I'm thinking about changing my blog title.  I should not want to be something that I am not.  I should be embracing me.  That is what this journey should be about.  I don't know what that looks like...or what I'm supposed to do...but it is something that I have yet to learn.  This would entail changing my URL (that's what it is called, right)...and going private again.  Don't really think that I will be missed...plus I can ramble and not proofread and not worry about what anyone will think.

As for feeling better, I do...a little better.  I took the day off and my body (really my knees) felt a lot better this morning.  And after reading blogs (all day), I am a little bit excited about 73 minutes of run/walking (just a little though).  Still not super excited about JM...but hopefully that'll change.  I'm gonna do Shred after my run...we'll see how I feel doing things in reverse.

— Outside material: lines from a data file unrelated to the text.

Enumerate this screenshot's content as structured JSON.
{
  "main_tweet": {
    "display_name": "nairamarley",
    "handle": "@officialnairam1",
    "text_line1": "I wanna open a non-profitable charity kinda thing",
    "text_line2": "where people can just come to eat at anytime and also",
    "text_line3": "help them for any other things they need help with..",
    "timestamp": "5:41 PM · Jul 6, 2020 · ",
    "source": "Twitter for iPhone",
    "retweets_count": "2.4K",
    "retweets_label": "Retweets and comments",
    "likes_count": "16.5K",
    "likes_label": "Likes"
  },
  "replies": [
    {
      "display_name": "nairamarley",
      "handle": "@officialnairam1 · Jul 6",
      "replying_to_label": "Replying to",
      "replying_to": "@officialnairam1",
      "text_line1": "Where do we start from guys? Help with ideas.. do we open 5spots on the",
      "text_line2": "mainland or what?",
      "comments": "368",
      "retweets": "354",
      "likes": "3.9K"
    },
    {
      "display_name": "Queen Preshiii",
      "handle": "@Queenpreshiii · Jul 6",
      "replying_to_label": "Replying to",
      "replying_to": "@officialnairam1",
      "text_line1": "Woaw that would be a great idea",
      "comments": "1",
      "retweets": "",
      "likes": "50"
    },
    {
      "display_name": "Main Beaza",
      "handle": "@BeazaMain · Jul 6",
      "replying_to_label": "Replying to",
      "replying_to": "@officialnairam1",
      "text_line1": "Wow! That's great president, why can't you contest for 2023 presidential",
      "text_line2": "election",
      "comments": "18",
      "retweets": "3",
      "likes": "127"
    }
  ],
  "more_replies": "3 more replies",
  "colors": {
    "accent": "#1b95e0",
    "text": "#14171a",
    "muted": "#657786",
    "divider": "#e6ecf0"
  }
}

I'm still super duper stressed about my paper.  I did NOTHING today...at least nothing worth mentioning.  I really need to do something about the stress.  It's gonna kill me.  I really do poorly under pressure.  I have cried at least two times today. 

Anyway, I plan to have a salad with shrimp for dinner tonight.  Oh!  And I have (for the first time in my life) thought about the idea of dabbling in a little veganism.  Oh She Glows is the new blog that I found today and she actually makes it seem very...yummy, I guess.  I don't know.  I may try one or two days a week.  I'm not sure what I'd be getting myself into. 

Okay.  Need to put on my workout gear.  Seventy-three minutes...here I come!